Dua bocah itu pun langsung berlari ke belakang untuk mencari keberadaan Kakeknya.
"Kakek!" Seru Bima dan Aka ketika melihat kakeknya berada di tepi kolam yang berisi ikan Koi.
"Waaah! Cucu Kakek datang!" Sambut Kakek yang tak kalah girang dari dua cucunya. Pria itu langsung menyambut kedatangan cucunya dengan pelukan.
"Kok gak bilang dulu kalau mau kesini? Mbun dan Romo mana?" Tanya kakek.
"Tadi mampir setelah daftar sekolah, Kek." Jawab Aka.
"Kita cuma sama Mbun aja. Romo kerja di Balai Desa." Jawab Bima.
"Waah, kolamnya udah jadi." Kata aka sambil melihat ke arah ikan - ikan besar yang asyik berenang kesana dan kemari.
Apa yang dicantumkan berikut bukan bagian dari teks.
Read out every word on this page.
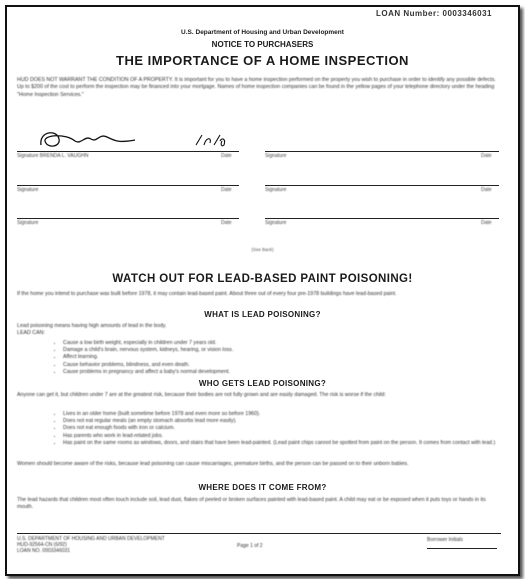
LOAN Number: 0003346031
U.S. Department of Housing and Urban Development
NOTICE TO PURCHASERS
THE IMPORTANCE OF A HOME INSPECTION
HUD DOES NOT WARRANT THE CONDITION OF A PROPERTY. It is important for you to have a home inspection performed on the property you wish to purchase in order to identify any possible defects. Up to $200 of the cost to perform the inspection may be financed into your mortgage. Names of home inspection companies can be found in the yellow pages of your telephone directory under the heading "Home Inspection Services."
Signature BRENDA L. VAUGHN	Date	Signature	Date
Signature	Date	Signature	Date
Signature	Date	Signature	Date
(See Back)
WATCH OUT FOR LEAD-BASED PAINT POISONING!
If the home you intend to purchase was built before 1978, it may contain lead-based paint. About three out of every four pre-1978 buildings have lead-based paint.
WHAT IS LEAD POISONING?
Lead poisoning means having high amounts of lead in the body.
LEAD CAN:
• Cause a low birth weight, especially in children under 7 years old.
• Damage a child's brain, nervous system, kidneys, hearing, or vision loss.
• Affect learning.
• Cause behavior problems, blindness, and even death.
• Cause problems in pregnancy and affect a baby's normal development.
WHO GETS LEAD POISONING?
Anyone can get it, but children under 7 are at the greatest risk, because their bodies are not fully grown and are easily damaged. The risk is worse if the child:
• Lives in an older home (built sometime before 1978 and even more so before 1960).
• Does not eat regular meals (an empty stomach absorbs lead more easily).
• Does not eat enough foods with iron or calcium.
• Has parents who work in lead-related jobs.
• Has paint on the same rooms as windows, doors, and stairs that have been lead-painted. (Lead paint chips cannot be spotted from paint on the person. It comes from contact with lead.)
Women should become aware of the risks, because lead poisoning can cause miscarriages, premature births, and the person can be passed on to their unborn babies.
WHERE DOES IT COME FROM?
The lead hazards that children most often touch include soil, lead dust, flakes of peeled or broken surfaces painted with lead-based paint. A child may eat or be exposed when it puts toys or hands in its mouth.
U.S. DEPARTMENT OF HOUSING AND URBAN DEVELOPMENT
HUD-92564-CN (6/92)
LOAN NO. 0003346031
Page 1 of 2
Borrower Initials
"Kata Nenek, Kakek punya anak. Mana akan Kakek?" Tanya Bima yang di sambut tawa oleh Kakeknya.
"Itu, anak Kakek banyak di dalam kolam." Sahut nenek yang berjalan bersama Meshwa.
"Ini kan ikan, Nek. Masak anaknya Kakek." Protes Aka yang kembali membuat mereka tertawa.
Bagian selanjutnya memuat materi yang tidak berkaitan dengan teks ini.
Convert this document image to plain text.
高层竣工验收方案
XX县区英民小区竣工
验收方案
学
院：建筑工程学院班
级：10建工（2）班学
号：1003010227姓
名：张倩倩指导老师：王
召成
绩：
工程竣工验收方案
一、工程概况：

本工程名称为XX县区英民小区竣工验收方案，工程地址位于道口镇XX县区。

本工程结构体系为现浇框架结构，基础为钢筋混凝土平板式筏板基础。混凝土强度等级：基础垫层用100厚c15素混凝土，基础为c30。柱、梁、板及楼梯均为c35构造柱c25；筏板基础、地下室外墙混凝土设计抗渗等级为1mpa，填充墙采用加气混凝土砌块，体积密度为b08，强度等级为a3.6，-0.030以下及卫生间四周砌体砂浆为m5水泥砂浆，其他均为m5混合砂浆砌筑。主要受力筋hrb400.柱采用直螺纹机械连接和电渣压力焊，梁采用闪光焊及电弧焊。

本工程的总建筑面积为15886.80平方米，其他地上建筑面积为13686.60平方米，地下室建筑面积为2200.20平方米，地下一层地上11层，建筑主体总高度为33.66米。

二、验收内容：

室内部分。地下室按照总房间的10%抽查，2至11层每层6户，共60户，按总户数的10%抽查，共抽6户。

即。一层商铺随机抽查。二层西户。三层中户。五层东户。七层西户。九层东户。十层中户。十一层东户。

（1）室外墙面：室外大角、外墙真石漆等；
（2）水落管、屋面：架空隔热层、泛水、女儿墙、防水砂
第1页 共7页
"Kek, ini ikan apa namanya?" Tanya Aka.
"Ini namanya ikan KOI." Jawab Kakek.
"Wah! Ikannya pinter masak ya, Kek." Sahut Bima.
"Itu Koki, Bim... Koki yang pinter masak." Ujar Meshwa yang kembali memecah tawa mereka.
"Ya Allah, ada - ada aja to, anakmu yang satu itu, Wa." Kata Kakek di sela - sela tawanya.
"Ya namanya juga anaknya Arjuna, Pak." Jawab Meshwa.
"Aku kan anaknya Mbun. Gak mau anaknya Romo." Kata Bima.
"Lho, kenapa gak mau jadi anak Romo?" Tanya Nenek.
"Romo jelek. Aku anaknya Mbun aja yang cantik." Jawab Bima yang membuat kakek dan neneknya tertawa.
"Romo mu itu ganteng lho, Le. Kok bisanya anak ganteng kayak gitu di bilang jelek." Kata Kakek.
"Tuh, Romo di belain sama Bapaknya." kekeh Meshwa.
"Kakek gak sakit mata, kan?" Tanya Bima sambil memperhatikan netra Kakeknya.
"Enggak lah. Mata Kakek sehat kok ini." Jawab Kakek sambil membulatkan matanya dan menunjukkannya pada Bima.
"Kata Mamas, orang yang bilang kalo Romo ganteng itu, berarti orangnya lagi sakit mata." Ujar Bima yang membuat Kakek, Nenek dan Mbunnya tertawa.
"Mamas ngawur banget." Komentar Meshwa.
"Emang iya kok, Mbun. Romo kan jelek. Lebih gantengan Mamas." Jawab Aka yang sedang sibuk mengusap - usap kepala ikan yang mengerubunginya.
"Romomu itu ganteng lho, Nang, Le. Gak boleh ya, ngomongin Romo jelek. Kalo Romo jelek, ya Mbun gak mau menikah sama Romo." Kata Nenek.
"Tuh, jangan bilangin Romo jelek, Mas. Romo kalo di sini, di belain terus sama Kakek dan Nenek." Kata Bima
"Iya. Kakek sama Nenek tuh pendukungnya Romo. Jadi jangan ngomongin Romo di sini." Sahut Aka.
"Fans nya Romo ya, Mas." Timpal Bima yang kembali membuat Kakek dan neneknya terkekeh.
"Duh alah, Ya Allah. Alamat perut jadi kaku kalo udah ada Bima sama Aka ini." Komentar kakek sembari memegangi perutnya yang terasa kaku karena terus tertawa.